“I’m not going to embarrass anyone, but I have here a list,” he said. “If you’re going to take credit for what we’ve done,” he continued, “don’t get in the way of what we need to do.”
The political arguments over Biden’s ambitious proposals are quickly distilling into a debate over the size and scope of what all sides agree are sorely needed upgrades to the nation’s aging and outmoded infrastructure.
As the president reaches for a soaring legislative achievement with his $1.7 trillion American Jobs Plan and a separate $1.8 trillion American Families Plan, he is assessing whether he can cut a bipartisan deal with Republicans or will have to push through his proposals with only Democratic votes.

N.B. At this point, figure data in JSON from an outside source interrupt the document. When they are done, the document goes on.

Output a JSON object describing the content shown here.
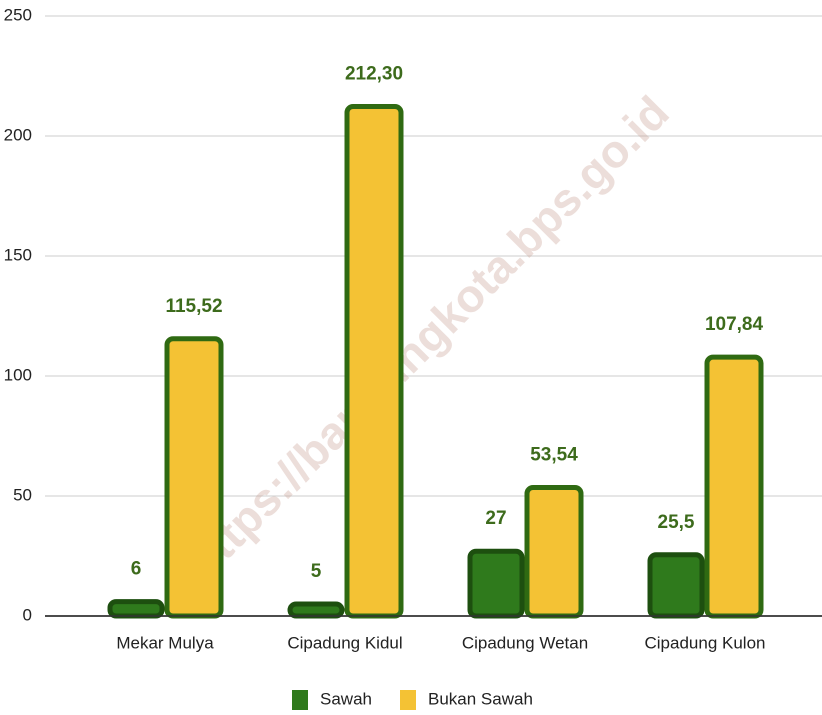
{
  "chart_data": {
    "type": "bar",
    "categories": [
      "Mekar Mulya",
      "Cipadung Kidul",
      "Cipadung Wetan",
      "Cipadung Kulon"
    ],
    "series": [
      {
        "name": "Sawah",
        "color": "#2f7a1c",
        "border": "#1d4f0f",
        "values": [
          6,
          5,
          27,
          25.5
        ],
        "value_labels": [
          "6",
          "5",
          "27",
          "25,5"
        ]
      },
      {
        "name": "Bukan Sawah",
        "color": "#f4c234",
        "border": "#2f6a12",
        "values": [
          115.52,
          212.3,
          53.54,
          107.84
        ],
        "value_labels": [
          "115,52",
          "212,30",
          "53,54",
          "107,84"
        ]
      }
    ],
    "ylim": [
      0,
      250
    ],
    "yticks": [
      0,
      50,
      100,
      150,
      200,
      250
    ],
    "grid": true,
    "legend": "bottom",
    "watermark": "https://bandungkota.bps.go.id"
  }
}
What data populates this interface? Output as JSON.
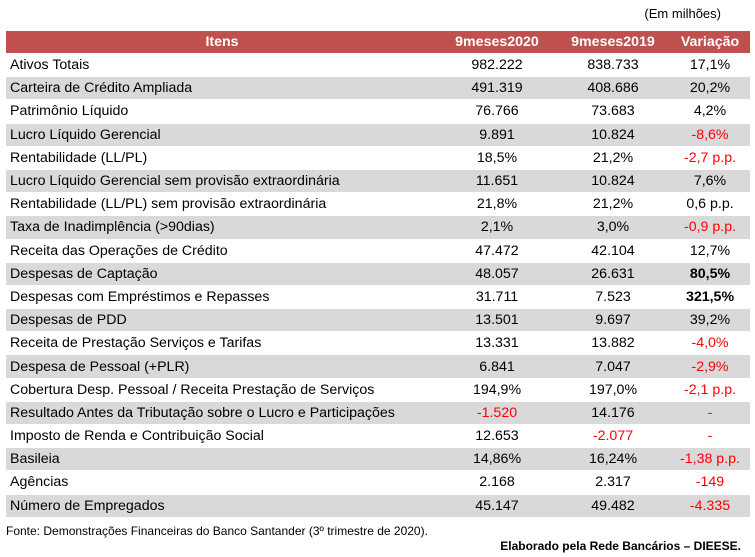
{
  "unit_note": "(Em milhões)",
  "header": {
    "items": "Itens",
    "col_2020": "9meses2020",
    "col_2019": "9meses2019",
    "variation": "Variação"
  },
  "rows": [
    {
      "name": "Ativos Totais",
      "v2020": "982.222",
      "v2019": "838.733",
      "var": "17,1%"
    },
    {
      "name": "Carteira de Crédito Ampliada",
      "v2020": "491.319",
      "v2019": "408.686",
      "var": "20,2%"
    },
    {
      "name": "Patrimônio Líquido",
      "v2020": "76.766",
      "v2019": "73.683",
      "var": "4,2%"
    },
    {
      "name": "Lucro Líquido Gerencial",
      "v2020": "9.891",
      "v2019": "10.824",
      "var": "-8,6%"
    },
    {
      "name": "Rentabilidade (LL/PL)",
      "v2020": "18,5%",
      "v2019": "21,2%",
      "var": "-2,7 p.p."
    },
    {
      "name": "Lucro Líquido Gerencial sem provisão extraordinária",
      "v2020": "11.651",
      "v2019": "10.824",
      "var": "7,6%"
    },
    {
      "name": "Rentabilidade (LL/PL) sem provisão extraordinária",
      "v2020": "21,8%",
      "v2019": "21,2%",
      "var": "0,6 p.p."
    },
    {
      "name": "Taxa de Inadimplência (>90dias)",
      "v2020": "2,1%",
      "v2019": "3,0%",
      "var": "-0,9 p.p."
    },
    {
      "name": "Receita das Operações de Crédito",
      "v2020": "47.472",
      "v2019": "42.104",
      "var": "12,7%"
    },
    {
      "name": "Despesas de Captação",
      "v2020": "48.057",
      "v2019": "26.631",
      "var": "80,5%"
    },
    {
      "name": "Despesas com Empréstimos e Repasses",
      "v2020": "31.711",
      "v2019": "7.523",
      "var": "321,5%"
    },
    {
      "name": "Despesas de PDD",
      "v2020": "13.501",
      "v2019": "9.697",
      "var": "39,2%"
    },
    {
      "name": "Receita de Prestação Serviços e Tarifas",
      "v2020": "13.331",
      "v2019": "13.882",
      "var": "-4,0%"
    },
    {
      "name": "Despesa de Pessoal (+PLR)",
      "v2020": "6.841",
      "v2019": "7.047",
      "var": "-2,9%"
    },
    {
      "name": "Cobertura Desp. Pessoal / Receita Prestação de Serviços",
      "v2020": "194,9%",
      "v2019": "197,0%",
      "var": "-2,1 p.p."
    },
    {
      "name": "Resultado Antes da Tributação sobre o Lucro e Participações",
      "v2020": "-1.520",
      "v2019": "14.176",
      "var": "-"
    },
    {
      "name": "Imposto de Renda e Contribuição Social",
      "v2020": "12.653",
      "v2019": "-2.077",
      "var": "-"
    },
    {
      "name": "Basileia",
      "v2020": "14,86%",
      "v2019": "16,24%",
      "var": "-1,38 p.p."
    },
    {
      "name": "Agências",
      "v2020": "2.168",
      "v2019": "2.317",
      "var": "-149"
    },
    {
      "name": "Número de Empregados",
      "v2020": "45.147",
      "v2019": "49.482",
      "var": "-4.335"
    }
  ],
  "styles": {
    "header_bg": "#c0504d",
    "stripe_bg": "#d9d9d9",
    "negative_color": "#ff0000",
    "negative_cells": {
      "v2020": [
        15
      ],
      "v2019": [
        16
      ],
      "var": [
        3,
        4,
        7,
        12,
        13,
        14,
        15,
        16,
        17,
        18,
        19
      ]
    },
    "bold_var_cells": [
      9,
      10
    ]
  },
  "footer": {
    "source": "Fonte: Demonstrações Financeiras do Banco Santander (3º trimestre de 2020).",
    "credit": "Elaborado pela Rede Bancários – DIEESE."
  }
}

Republican senators outlined a $928 billion infrastructure proposal Thursday as a counteroffer to Biden, drawing a fresh red line against his plans raise the corporate tax, from 21% to 28%, to pay for new spending. Instead, the Republicans want to shift unspent COVID-19 relief dollars to help cover the costs, a nonstarter for many Democrats.
The Republican senators said their offer, raised from an initial $568 billion, delivers on “core infrastructure investments” that Biden has focused on as areas of potential agreement. “It’s a serious effort to try to reach a bipartisan agreement,” said Capito.
With about $250 billion in new spending, the GOP plan remains far from the president’s approach. Biden reduced his $2.3 trillion opening bid to $1.7 trillion in earlier negotiations.